High Fat-Induced Glucose Intolerance in mice lacking the endoplasmic reticulum gene <em>Herpud1</em> — ASN Events

High Fat-Induced Glucose Intolerance in mice lacking the endoplasmic reticulum gene Herpud1 (#249)

Amy M Huang 1 , Diana Vue 1 , Nicole Wong 1 , Sof Andrikopoulos 1
  1. University of Melbourne, Heidelberg, VIC, Australia

Impaired insulin secretion is a cardinal defect that results in the hyperglycaemia present in diabetes.
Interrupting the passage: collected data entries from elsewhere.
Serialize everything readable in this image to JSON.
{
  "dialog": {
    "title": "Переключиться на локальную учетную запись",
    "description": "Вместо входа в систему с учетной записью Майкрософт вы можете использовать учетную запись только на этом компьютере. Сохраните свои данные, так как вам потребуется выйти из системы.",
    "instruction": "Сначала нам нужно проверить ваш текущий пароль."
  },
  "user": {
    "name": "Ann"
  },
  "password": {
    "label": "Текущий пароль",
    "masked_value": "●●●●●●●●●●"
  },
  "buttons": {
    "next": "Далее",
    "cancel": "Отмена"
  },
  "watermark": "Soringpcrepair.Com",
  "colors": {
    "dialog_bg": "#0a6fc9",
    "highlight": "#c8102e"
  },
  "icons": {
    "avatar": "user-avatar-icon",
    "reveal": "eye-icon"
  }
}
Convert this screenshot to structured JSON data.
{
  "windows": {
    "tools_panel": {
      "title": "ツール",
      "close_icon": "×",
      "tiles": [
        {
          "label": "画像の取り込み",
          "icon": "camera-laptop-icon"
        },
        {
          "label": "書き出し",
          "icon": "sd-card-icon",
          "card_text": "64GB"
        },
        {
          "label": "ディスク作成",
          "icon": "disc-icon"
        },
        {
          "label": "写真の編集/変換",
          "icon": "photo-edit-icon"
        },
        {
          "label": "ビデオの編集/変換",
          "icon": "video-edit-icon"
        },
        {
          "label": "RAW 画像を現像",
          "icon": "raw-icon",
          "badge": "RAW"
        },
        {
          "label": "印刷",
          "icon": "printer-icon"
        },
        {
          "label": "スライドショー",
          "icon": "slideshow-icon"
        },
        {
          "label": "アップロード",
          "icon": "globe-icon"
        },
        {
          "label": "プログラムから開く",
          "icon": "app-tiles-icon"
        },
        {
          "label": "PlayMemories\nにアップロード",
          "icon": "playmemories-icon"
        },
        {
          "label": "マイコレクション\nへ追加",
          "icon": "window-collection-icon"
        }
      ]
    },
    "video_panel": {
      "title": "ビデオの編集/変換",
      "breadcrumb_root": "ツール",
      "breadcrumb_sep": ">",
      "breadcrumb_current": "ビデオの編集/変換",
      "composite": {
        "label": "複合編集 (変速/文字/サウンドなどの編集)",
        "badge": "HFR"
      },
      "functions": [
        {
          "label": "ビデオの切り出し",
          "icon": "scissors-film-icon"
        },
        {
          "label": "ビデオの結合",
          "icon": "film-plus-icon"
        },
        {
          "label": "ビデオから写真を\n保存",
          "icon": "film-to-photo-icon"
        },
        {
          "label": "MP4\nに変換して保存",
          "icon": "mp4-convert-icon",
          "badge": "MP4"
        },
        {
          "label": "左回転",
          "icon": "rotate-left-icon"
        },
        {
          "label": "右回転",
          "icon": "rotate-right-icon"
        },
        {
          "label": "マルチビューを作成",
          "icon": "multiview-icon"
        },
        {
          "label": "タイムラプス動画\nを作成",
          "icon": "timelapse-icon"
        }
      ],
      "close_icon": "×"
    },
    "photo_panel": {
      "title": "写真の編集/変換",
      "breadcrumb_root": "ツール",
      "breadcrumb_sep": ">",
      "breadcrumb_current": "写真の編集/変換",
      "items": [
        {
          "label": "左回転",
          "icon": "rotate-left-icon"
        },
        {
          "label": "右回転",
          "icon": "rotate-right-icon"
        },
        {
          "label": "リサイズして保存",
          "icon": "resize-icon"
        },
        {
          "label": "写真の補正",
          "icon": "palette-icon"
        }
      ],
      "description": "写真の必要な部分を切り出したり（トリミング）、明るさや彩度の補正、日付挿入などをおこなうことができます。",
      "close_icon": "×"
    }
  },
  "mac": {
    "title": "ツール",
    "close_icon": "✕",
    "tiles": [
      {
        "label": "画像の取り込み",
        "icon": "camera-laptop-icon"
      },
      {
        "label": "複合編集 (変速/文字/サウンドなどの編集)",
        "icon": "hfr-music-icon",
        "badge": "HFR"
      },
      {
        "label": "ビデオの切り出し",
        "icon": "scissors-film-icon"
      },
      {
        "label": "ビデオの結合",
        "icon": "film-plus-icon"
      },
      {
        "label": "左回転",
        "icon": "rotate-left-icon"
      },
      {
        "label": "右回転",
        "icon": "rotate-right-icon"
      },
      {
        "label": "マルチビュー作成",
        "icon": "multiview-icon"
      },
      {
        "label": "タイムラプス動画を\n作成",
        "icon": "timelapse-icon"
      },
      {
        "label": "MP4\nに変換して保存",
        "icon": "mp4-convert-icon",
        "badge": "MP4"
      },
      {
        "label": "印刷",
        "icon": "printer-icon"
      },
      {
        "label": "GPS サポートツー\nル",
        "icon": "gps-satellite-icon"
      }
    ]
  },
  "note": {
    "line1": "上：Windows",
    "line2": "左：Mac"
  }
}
We have previously shown that regulating the expression of the endoplasmic reticulum gene Herpud1 can affect insulin secretion. To explore this further we have obtained whole-body Herpud1 knockout mice (Herp-ko) and assessed glucose tolerance, insulin sensitivity and insulin secretion in vitro following high fat feeding for 8 weeks.  At baseline (8 weeks of age) there were no difference in body weights (25.0±1.0 vs 26.0±0.9 g) 6-hour fasted glucose (11.3±0.7 vs 10.0±0.7 mM) or insulin (1.2±0.2 vs 1.1±0.3 ng/ml) concentrations between Herp-ko and littermate control mice.  Eight weeks on a chow diet did not reveal a difference in body weight, 6-hour fasted plasma glucose or insulin concentrations or glucose tolerance between Herp-ko and control mice (data not shown). However following 8 weeks of high fat feedin g Herp-ko mice displayed glucose intolerance (AUCglucose: 1791±55.1 vs 1552.0±59.1 mMx120 min P<0.01) despite no difference in body weight (30.7±0.7 vs 31.2±1.5 g), plasma insulin levels during the glucose tolerance test (AUCinsulin: 356.1±22.9 vs 302.0±37.6 ng/mlx120 min) or insulin sensitivity (AUCglucose: 483.8±12.8 vs 491.6±28.5 mMx60min).  Interestingly when islet insulin secretion was assessed in vitro following high fat feeding there was no difference in basal (2.8 mM: 0.034±0.015 vs 0.033±0.011 ng/islet/60min) but there was a significant reduction in glucose stimulated insulin (20 mM: 0.395±0.038 vs 0.501±0.034 ng/islet/60min, P<0.05) in Herp-ko vs control mice. In conclusion the absence of Herpud1 leads to fat-induced glucose intolerance associated with impaired glucose-mediated insulin secretion, supporting a significant role for this gene in glucose homeostasis.